Melanie- you give the most amazing step-by-step tutorials! Seriously, I don’t know of another food blogger or foodie website that has such detailed instructions and photographs! I haven’t jumped on the red velvet bandwagon, either, but I keep seeing red velvet cake on blogs and tv shows (just yesterday The Barefoot Contessa made red velvet cupcakes!). I will “jump on board” the craze with your recipe! You have never failed me, so your recipe is the one I will use! Thanks so much for taking the time to post such amazing details! 🙂
That looks delicious! I’m going to have to try that myself.

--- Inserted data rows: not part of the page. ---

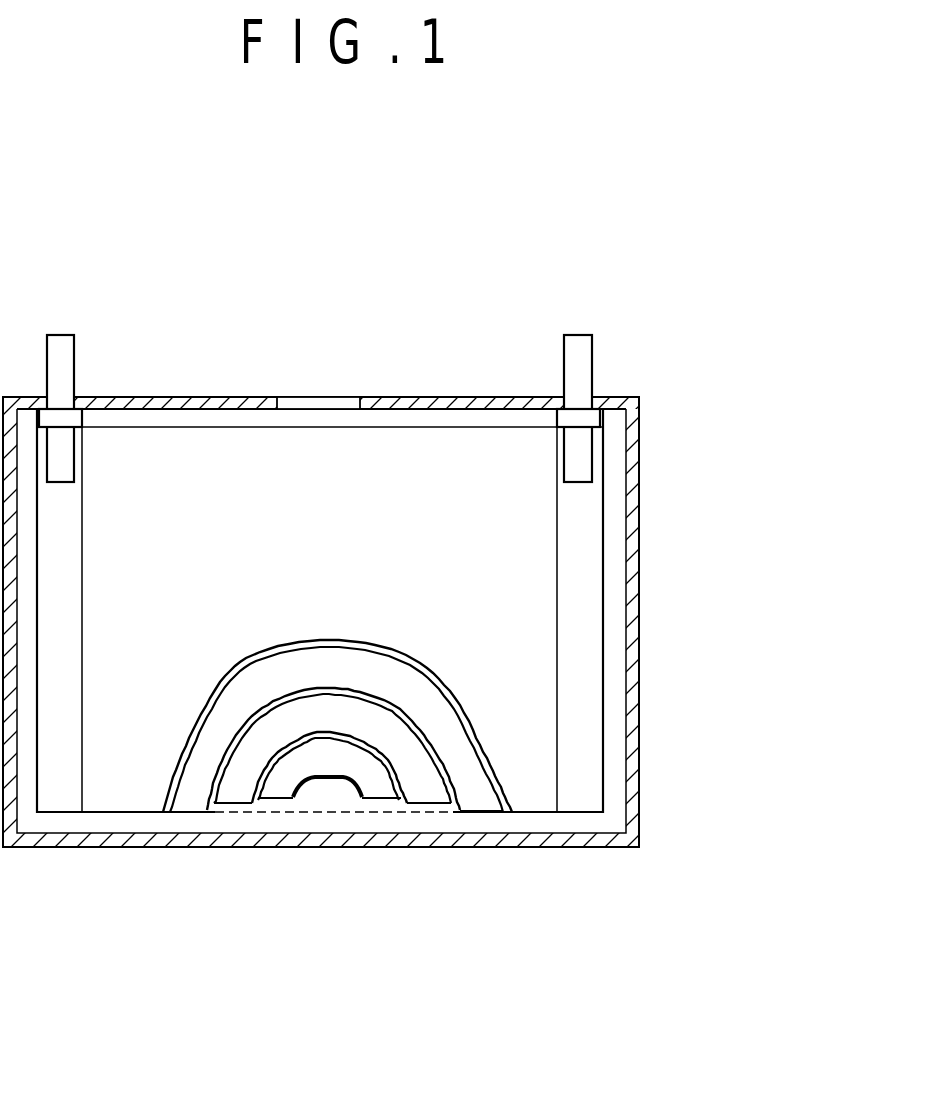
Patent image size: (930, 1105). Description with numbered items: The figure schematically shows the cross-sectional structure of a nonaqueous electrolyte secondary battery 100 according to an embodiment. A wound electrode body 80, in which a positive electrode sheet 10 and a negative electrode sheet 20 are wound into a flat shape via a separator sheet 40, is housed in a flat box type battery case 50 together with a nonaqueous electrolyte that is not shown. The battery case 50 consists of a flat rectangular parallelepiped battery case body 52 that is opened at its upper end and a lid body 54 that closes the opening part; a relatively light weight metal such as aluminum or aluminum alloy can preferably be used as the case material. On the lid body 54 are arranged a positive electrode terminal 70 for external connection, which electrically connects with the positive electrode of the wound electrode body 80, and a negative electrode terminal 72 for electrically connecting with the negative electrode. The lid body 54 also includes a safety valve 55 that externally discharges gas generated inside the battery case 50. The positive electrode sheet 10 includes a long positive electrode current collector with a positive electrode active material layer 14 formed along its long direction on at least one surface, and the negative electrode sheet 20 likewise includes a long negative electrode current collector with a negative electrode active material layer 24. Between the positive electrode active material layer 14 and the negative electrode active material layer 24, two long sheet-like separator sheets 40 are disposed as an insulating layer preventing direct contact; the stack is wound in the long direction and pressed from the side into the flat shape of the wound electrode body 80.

The nonaqueous electrolyte secondary battery 100 is at (639, 235).
The positive electrode sheet 10 is at (188, 792).
The positive electrode active material layer 14 is at (318, 892).
The negative electrode sheet 20 is at (281, 795).
The negative electrode active material layer 24 is at (294, 881).
The separator sheet 40 is at (118, 787).
The battery case 50 is at (657, 623).
The battery case body 52 is at (633, 782).
The lid body 54 is at (462, 405).
The safety valve 55 is at (311, 401).
The positive electrode terminal 70 is at (58, 345).
The negative electrode terminal 72 is at (573, 353).
The wound electrode body 80 is at (540, 824).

Mel… it’s much easier to roll a cake using a cotton tea towel. Lay the towel out on the counter and sprinkle it with powdered sugar. When the cake comes out of the oven, turn it onto the towel and immediately roll it up with the towel inside the rolls. Let it cool completely, then gently unroll and add your filling.
Wow, your cake roll looks delicious! It’s been several years since I’ve made any type of cake roll. Seeing this makes me want to make one again.
This looks really elegant! It’s a bit hard to read some of the instructions in white on the eighth thumbnail, but I think I get the gist of it.
Lisa – you can click on the step-by-step pictures to enlarge the image so you can see the words close up, if need be.
Karen – I like to use that method when I make pumpkin rolls. I tried it with this recipe, originally, and the cake is so delicate, it basically fell to pieces in the towel while it was still warm, which is why I ended up trusting Flo Braker’s instructions and rolling it up the way I pictured at the end. It makes it a little more complicated but the towel trick didn’t work for me this time.